Working in gardens around the world, I have enjoyed observing the connection that visitors have with horticulture in different cultures. The plants lay the foundation of a great garden, but people make it vibrant. Each Tower Hill visitor that I meet and each staff member that I have the pleasure of working with, has their own story about why Tower Hill is important to them. Some have watched the Garden grow and develop since it was nothing but a farm on a hill, while others have spent the most important events of their lives in our established Gardens. The talented staff are dedicated to creating a place where visitors can learn, explore, and be inspired. They, in turn, inspire me through their daily work in our Gardens.
Worcester Refugee Assistance Program participants visited this spring.
The thing that brings everything together for me is the mission of Tower Hill: Inspire the use and appreciation of horticulture to improve lives, enrich communities and strengthen commitment to the natural world. Connecting our visitors to horticulture has been an essential part of our mission for our 175-year existence as the Worcester County Horticultural Society. I love working at a Garden with such a rich history. I feel that our past can inform how we move forward as a horticultural society and as a garden. I’m also inspired by our commitment to teaching all populations. Just in the past few months, I have been able to observe and hear stories of how our garden programs are making an impact educating Worcester city second graders, refugees, and differently-abled populations. At the same time, we are opening our garden gates to yoga classes, chef demonstrations, and live botanical tattooing. I’m amazed that we can welcome each of these populations and provide each of them a meaningful experience and I am so proud of our staff who work to educate our visitors at Tower Hill. We truly are a garden that welcomes all, though we constantly strive to attract new audiences and serve our current constituents better.
Tower Hill’s first Botanical Tattoo Weekend was held in July.
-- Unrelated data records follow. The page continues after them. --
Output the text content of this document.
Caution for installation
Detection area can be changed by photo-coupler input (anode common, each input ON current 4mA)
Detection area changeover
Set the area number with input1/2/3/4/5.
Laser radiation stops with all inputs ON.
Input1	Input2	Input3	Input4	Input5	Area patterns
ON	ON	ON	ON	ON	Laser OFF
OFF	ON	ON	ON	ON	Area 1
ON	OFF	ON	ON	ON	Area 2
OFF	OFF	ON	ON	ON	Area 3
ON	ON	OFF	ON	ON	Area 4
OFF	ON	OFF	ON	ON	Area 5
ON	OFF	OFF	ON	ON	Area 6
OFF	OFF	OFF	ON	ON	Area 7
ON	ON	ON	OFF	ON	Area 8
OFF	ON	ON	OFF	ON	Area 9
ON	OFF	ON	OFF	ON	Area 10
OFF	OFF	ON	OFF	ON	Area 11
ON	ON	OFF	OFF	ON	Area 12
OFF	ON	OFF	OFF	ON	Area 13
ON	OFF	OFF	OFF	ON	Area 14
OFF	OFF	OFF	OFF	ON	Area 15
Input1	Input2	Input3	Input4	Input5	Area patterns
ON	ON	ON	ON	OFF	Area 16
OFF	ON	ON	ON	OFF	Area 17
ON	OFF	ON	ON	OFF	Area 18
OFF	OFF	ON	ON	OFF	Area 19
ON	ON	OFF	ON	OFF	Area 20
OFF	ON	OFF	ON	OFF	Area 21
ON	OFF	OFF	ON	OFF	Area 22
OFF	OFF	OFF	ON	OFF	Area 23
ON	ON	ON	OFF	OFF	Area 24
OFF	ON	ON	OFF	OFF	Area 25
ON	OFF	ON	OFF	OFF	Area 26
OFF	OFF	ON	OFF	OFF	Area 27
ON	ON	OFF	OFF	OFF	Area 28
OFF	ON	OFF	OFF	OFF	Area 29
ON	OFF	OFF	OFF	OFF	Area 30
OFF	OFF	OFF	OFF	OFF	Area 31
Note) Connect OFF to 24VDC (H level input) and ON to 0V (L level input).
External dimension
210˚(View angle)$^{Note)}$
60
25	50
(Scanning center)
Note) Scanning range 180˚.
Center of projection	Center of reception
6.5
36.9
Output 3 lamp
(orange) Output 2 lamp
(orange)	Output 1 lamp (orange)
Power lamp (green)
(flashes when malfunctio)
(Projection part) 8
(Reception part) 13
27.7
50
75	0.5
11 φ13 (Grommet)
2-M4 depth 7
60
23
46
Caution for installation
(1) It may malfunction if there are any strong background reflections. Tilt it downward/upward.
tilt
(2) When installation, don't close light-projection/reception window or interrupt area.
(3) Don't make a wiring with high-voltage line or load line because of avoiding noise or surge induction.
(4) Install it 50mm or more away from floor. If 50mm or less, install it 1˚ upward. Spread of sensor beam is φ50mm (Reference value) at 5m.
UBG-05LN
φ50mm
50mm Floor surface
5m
Our staff feels that although we have achieved great growth as a garden and a horticultural society, we can still improve in fulfilling our mission through our on-site programs, outreach, and horticultural displays. That commitment to our mission continues to make me feel humbled that I have the honor to lead this Garden into its next chapter. I know I’ll continue to learn just as much as I will contribute and I look forward to the adventure ahead!